Comprehension involves demonstrating an understanding of facts and ideas by organizing, summarizing, translating, generalizing, giving descriptions, and stating the main ideas.
Example: Summarize the identifying characteristics of a Golden Delicious apple and a Granny Smith apple.
Application involves using acquired knowledge—solving problems in new situations by applying acquired knowledge, facts, techniques and rules. Learners should be able to use prior knowledge to solve problems, identify connections and relationships and how they apply in new situations.
Example: Would apples prevent scurvy, a disease caused by a deficiency in vitamin C?
Analysis involves examining and breaking information into component parts, determining how the parts relate to one another, identifying motives or causes, making inferences, and finding evidence to support generalizations. Its characteristics include:
- Analysis of elements
- Analysis of relationships
- Analysis of organization
Example: Compare and contrast four ways of serving foods made with apples and examine which ones have the highest health benefits.

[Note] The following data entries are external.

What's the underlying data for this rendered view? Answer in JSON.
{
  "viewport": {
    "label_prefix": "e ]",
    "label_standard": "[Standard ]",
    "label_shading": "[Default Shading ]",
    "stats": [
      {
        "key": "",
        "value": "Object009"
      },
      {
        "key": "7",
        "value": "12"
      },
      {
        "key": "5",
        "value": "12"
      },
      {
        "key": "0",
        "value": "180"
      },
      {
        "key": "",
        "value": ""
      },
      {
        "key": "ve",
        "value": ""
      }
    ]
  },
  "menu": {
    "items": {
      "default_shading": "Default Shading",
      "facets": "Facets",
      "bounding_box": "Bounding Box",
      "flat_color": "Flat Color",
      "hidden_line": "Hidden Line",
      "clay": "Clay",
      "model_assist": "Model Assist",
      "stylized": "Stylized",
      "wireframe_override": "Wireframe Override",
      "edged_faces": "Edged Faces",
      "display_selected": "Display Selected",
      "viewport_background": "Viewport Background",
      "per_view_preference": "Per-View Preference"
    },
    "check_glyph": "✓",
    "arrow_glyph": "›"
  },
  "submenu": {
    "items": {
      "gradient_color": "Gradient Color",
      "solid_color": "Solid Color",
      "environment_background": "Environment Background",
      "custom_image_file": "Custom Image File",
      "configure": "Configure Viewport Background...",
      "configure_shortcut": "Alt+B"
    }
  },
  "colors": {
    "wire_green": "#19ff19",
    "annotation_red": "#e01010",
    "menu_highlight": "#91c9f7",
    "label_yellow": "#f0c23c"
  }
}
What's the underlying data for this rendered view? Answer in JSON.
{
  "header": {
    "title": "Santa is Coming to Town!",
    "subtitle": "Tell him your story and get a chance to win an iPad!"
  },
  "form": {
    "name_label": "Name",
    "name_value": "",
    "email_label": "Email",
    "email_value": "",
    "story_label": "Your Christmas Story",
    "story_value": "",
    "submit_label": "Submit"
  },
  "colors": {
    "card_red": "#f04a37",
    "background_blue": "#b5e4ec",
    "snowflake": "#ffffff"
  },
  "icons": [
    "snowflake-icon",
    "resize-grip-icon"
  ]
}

Synthesis involves building a structure or pattern from diverse elements; it also refers to the act of putting parts together to form a whole. Its characteristics include:
- Production of a unique communication
- Production of a plan, or proposed set of operations
- Derivation of a set of abstract relations
Example: Convert an “unhealthy” recipe for apple pie to a “healthy” recipe by replacing your choice of ingredients. Argue for the health benefits of using the ingredients you chose versus the original ones.
Evaluation involves presenting and defending opinions by making judgments about information, the validity of ideas, or quality of work based on a set of criteria. Its characteristics include:
- Judgments in terms of internal evidence
- Judgments in terms of external criteria
Example: Which kinds of apples are best for baking a pie, and why?